Sables du Sahara + COVID-19 : un effet cocktail

Dr Colas Tcherakian

5 juillet 2024

Le Dr Colas Tcherakian (pneumologue à l’hôpital Foch) explique comment la synergie des polluants et des irritants exacerbe le risque d’infections, et notamment de COVID-19.

TRANSCRIPTION

Bonjour à tous, aujourd’hui je voudrais faire des mathématiques un peu particulières puisque nous discuterons la somme « sables du Sahara + COVID-19 », et plus généralement « l’effet cocktail  », cet effet synergique qu’ont entre elles les choses que vous respirez et qui ne sont pas seulement de simples additions d’éléments qui peuvent agresser vos poumons.

On respire plus qu’on ne boit

L’ensemble des éléments présents dans l’air ne va pas constituer une somme d’un polluant + 1 autre, mais une synergie de polluants.

Les éléments à avoir en tête sont :

  • en général on boit 1 litre et demi d’eau par jour alors qu’on respire 15000 litres d’air, soit 15 kg d’air qui vont rentrer et sortir de nos poumons au cours d’une journée. Vous imaginez combien il est important d’avoir un air le plus pur possible.
  • ensuite, qu’est ce qui peut se trouver dans cet air ? Beaucoup de choses, comme des pollens (actuellement c’est la saison), des champignons (vous pouvez en avoir à la maison sous forme d’aspergillus, qui sont des spores agressifs pour les poumons, en tout cas si vous avez un terrain prédisposant), des virus et des bactéries qui ne sont rien d’autre qu’une pollution également. Et il y a d’autres formes de pollutions, notamment avec le NO, les composés organiques volatiles qui peuvent se retrouver dans les gaz d’échappement, mais aussi dans d’autres substances au domicile.
  • quoi qu’il en soit, l’ensemble de ces éléments ne va pas être une somme d’un polluant + 1 autre, mais une synergie de polluants. Et c’est quelque chose qu’on a compris ces dernières années.

En réalité, il y avait déjà eu des présuppositions, mais très clairement aujourd’hui on a des éléments qui montrent que le fait par exemple d’être exposé à un orage de poussière saharienne s’ensuit d’un pic de COVID-19. Vous allez me dire : « je ne vois pas le lien entre du sable et le COVID ». En fait, on a souvent l’impression qu’on est exposé au COVID (ou tout autre virus), et puis on tombe malade ou pas. En réalité, on peut porter ce virus sans être malade et il va attendre une brèche, une agression de la muqueuse pour pouvoir rentrer et se proliférer dans l’épithélium.

La synergie des polluants

On a bien montré que ces expositions aux particules fines pouvaient déclencher une infection et qu’il y avait une synergie entre l’exposition aux poussières sahariennes et les pics de COVID. Or il se trouve qu’en ce moment, il y a à la fois des poussières (puisqu’il y a à nouveau des orages du Sahara) et un pic de COVID. On peut donc imaginer qu’il y ait un surcroît d’activité de l’infection COVID avec une synergie entre les deux.

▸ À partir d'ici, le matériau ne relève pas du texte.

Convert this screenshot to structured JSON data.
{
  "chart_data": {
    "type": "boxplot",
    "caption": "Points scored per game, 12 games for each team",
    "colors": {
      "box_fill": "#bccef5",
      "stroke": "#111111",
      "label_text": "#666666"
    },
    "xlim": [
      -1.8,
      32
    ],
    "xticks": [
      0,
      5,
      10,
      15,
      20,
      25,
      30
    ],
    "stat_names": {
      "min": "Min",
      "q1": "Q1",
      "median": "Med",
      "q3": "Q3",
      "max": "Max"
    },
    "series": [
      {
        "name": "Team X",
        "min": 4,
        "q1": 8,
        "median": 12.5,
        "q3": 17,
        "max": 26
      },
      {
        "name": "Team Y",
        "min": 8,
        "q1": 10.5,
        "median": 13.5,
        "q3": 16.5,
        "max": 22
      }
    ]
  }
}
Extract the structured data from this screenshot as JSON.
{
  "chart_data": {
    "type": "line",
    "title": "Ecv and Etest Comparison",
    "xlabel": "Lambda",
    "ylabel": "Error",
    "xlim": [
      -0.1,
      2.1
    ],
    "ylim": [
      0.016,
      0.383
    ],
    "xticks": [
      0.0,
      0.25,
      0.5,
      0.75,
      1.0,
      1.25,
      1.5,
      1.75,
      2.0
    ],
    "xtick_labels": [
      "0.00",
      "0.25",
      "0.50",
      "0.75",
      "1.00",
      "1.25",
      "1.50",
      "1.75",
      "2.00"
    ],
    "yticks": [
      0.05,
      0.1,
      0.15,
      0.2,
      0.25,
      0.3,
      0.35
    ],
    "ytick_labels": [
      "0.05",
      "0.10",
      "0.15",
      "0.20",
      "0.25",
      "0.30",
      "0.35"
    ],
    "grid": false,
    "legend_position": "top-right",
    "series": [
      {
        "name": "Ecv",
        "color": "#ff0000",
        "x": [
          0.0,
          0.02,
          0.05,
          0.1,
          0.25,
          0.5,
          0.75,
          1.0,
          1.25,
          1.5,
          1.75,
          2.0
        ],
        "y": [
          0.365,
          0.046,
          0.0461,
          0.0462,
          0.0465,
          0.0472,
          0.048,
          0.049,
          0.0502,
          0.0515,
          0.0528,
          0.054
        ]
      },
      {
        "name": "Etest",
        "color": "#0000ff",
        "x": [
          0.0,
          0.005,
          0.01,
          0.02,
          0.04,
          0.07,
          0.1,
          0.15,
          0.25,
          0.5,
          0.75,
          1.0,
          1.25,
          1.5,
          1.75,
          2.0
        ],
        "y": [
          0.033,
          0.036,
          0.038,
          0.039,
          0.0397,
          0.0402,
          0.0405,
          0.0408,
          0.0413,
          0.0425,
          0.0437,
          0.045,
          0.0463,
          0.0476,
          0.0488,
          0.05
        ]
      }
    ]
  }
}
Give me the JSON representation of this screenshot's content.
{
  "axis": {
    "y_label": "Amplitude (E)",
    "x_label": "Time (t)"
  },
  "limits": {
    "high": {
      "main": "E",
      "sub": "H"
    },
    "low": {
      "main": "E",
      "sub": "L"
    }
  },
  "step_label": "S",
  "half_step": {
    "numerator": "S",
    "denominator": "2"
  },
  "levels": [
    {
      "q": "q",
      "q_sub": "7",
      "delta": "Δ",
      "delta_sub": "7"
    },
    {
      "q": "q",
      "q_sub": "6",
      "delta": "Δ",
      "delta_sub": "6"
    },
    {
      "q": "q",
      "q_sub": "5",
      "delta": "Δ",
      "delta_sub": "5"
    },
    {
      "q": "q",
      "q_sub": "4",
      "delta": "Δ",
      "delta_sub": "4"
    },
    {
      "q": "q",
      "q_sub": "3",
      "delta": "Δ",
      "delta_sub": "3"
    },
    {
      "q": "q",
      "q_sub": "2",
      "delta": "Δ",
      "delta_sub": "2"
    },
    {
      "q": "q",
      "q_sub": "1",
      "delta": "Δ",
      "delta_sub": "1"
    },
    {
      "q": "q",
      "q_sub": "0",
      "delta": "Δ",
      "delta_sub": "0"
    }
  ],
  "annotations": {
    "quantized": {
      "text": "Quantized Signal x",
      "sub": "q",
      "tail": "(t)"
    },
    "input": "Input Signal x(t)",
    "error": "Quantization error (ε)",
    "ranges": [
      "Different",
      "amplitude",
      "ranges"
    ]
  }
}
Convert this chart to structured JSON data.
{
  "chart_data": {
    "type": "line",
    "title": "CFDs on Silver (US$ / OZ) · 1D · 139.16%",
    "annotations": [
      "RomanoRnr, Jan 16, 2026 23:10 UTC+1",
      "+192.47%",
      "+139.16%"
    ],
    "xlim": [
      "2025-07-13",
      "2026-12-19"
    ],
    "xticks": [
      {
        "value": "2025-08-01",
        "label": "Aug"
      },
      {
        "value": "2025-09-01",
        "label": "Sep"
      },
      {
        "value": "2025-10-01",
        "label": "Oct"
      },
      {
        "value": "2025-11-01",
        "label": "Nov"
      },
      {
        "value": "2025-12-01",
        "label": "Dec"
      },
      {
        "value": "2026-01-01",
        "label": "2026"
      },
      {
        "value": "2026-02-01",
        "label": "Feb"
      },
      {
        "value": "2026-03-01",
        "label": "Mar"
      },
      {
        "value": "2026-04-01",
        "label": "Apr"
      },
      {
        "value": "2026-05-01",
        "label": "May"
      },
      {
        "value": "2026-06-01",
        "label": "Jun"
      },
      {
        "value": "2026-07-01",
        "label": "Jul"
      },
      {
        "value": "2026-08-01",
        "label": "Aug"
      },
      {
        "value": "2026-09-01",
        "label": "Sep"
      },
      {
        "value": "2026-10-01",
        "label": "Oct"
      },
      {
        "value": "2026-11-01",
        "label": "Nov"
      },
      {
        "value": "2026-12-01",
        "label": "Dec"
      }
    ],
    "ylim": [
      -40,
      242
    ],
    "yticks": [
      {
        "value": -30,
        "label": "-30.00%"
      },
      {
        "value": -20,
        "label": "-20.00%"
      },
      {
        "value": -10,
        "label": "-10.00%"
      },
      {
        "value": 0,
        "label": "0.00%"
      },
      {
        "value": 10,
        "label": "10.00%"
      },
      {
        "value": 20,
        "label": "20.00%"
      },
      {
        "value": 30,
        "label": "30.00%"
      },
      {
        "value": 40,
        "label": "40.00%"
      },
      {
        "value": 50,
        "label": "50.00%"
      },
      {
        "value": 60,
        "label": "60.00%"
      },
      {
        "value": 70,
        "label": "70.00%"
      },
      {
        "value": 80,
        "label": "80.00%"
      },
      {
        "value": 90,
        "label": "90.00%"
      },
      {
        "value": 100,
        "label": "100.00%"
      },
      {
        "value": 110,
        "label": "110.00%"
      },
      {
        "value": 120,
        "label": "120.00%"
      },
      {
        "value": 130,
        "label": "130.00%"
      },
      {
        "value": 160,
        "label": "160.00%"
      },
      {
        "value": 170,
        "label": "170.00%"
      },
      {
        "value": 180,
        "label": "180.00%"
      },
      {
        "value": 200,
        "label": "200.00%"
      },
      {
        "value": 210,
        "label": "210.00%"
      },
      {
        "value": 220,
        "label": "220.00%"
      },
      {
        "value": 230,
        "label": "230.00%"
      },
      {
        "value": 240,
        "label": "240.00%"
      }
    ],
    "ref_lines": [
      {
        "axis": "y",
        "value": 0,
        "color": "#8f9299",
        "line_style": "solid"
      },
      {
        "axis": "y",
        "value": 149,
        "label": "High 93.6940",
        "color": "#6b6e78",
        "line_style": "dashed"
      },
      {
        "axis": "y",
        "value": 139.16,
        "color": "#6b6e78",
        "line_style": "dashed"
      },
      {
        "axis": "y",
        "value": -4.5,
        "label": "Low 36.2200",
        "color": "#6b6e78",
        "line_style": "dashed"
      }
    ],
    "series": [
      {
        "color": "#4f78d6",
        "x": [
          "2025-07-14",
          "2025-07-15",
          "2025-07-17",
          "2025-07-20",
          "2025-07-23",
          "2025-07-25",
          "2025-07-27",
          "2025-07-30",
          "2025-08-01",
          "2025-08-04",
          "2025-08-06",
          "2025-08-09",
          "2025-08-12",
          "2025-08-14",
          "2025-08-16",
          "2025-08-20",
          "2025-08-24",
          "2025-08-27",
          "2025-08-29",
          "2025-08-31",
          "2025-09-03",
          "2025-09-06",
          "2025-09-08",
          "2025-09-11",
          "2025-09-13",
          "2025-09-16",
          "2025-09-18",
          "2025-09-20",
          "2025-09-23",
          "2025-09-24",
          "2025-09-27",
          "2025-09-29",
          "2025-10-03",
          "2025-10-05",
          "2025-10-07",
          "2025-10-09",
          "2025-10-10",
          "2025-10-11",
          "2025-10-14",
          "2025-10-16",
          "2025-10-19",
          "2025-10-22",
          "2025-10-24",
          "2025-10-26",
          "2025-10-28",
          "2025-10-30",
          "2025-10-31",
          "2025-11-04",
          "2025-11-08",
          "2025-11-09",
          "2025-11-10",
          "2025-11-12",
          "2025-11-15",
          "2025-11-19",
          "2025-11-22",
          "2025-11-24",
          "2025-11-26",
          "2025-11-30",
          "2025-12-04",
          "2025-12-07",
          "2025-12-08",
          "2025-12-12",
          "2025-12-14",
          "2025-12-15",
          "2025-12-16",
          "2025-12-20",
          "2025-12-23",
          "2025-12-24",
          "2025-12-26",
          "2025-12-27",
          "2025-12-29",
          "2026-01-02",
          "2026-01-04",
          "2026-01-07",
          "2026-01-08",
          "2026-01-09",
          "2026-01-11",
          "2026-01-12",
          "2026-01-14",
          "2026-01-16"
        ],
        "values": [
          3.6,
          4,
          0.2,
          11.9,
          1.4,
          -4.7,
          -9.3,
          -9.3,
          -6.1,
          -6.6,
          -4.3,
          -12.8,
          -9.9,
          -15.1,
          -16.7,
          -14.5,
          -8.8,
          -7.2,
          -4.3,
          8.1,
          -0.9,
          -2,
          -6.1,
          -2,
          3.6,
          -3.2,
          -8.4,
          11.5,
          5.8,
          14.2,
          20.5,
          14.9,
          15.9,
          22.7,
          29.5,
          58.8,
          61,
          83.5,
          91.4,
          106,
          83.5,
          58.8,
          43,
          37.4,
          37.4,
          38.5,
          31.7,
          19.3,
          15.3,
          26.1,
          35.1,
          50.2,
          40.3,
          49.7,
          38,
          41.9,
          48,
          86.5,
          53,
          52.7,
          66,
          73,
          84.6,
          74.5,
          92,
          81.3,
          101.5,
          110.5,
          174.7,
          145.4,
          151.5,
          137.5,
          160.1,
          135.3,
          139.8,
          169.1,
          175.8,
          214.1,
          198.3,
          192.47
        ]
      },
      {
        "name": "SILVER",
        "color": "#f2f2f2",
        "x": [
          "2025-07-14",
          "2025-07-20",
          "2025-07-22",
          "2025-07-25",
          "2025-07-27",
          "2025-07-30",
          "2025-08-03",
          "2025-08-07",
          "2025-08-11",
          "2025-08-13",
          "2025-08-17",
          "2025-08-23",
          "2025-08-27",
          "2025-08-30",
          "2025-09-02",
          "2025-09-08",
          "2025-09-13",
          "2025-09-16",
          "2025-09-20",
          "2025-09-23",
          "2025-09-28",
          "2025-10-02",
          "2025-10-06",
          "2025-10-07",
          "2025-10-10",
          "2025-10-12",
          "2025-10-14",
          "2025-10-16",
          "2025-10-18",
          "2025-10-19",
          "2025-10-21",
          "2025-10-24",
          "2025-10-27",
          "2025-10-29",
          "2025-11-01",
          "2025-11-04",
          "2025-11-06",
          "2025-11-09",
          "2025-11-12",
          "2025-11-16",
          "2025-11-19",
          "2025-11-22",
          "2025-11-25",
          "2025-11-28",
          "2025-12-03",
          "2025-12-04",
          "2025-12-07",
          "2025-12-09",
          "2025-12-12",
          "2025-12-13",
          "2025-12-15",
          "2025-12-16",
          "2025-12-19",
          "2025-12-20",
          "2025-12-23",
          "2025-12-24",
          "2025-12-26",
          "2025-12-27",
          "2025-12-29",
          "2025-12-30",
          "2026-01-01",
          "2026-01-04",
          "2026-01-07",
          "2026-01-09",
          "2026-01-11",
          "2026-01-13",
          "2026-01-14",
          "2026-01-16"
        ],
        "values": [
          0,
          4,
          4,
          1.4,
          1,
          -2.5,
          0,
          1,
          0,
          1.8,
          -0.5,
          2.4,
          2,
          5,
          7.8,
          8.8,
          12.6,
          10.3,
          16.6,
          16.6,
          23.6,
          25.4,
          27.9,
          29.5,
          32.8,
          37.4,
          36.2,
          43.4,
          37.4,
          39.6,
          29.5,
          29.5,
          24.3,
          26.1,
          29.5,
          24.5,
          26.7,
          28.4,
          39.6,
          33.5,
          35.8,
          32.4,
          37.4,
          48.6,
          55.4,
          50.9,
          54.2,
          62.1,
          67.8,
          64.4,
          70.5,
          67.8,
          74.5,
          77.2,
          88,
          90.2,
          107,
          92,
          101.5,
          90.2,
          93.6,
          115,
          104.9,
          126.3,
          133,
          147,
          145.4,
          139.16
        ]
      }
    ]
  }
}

Ces synergies ont aussi été décrites pour les pollens et la pollution, c’est ce qu’on appelle les « polluènes », où le fait d’être exposé à certains types de pollution va modifier la conformation des pollens, les rendre plus allergènes ou changer la réponse du système immunitaire. Et cela donne ce qu’on appelle aujourd’hui « la synergie des polluants » où vous voyez que vous pouvez être exposé à un fond d’acariens (si vous êtes sensibilisé), ou des moisissures, au domicile. Et rajouter dessus des irritants, que cela soit la pollution extérieure, l’orage de sable du Sahara, bref, plein de choses qui vont s’ajouter les unes aux autres jusqu’à faire apparaître une exacerbation, c’est-à-dire un moment où les symptômes vont devenir visibles sur le plan respiratoire.

Dans les facteurs déclenchants on peut aussi avoir des virus et ces éléments ne sont pas indépendants les uns des autres. D’où cette réflexion que je voulais partager avec vous : « 1 + 1 = 2 ? Non, c’est égal à 1 ! » Je pense qu’on ne peut pas mieux résumer l’effet cocktail qui est que 1 + 1 ne fait pas toujours 2, et qu’y a une vraie synergie entre les différents exposomes, qui sont la somme des choses qui rentrent dans vos poumons et qui vont interagir les unes avec les autres, et avec votre système immunitaire et votre épithélium. Donc attention : poussière du Sahara + COVID = mauvais combo.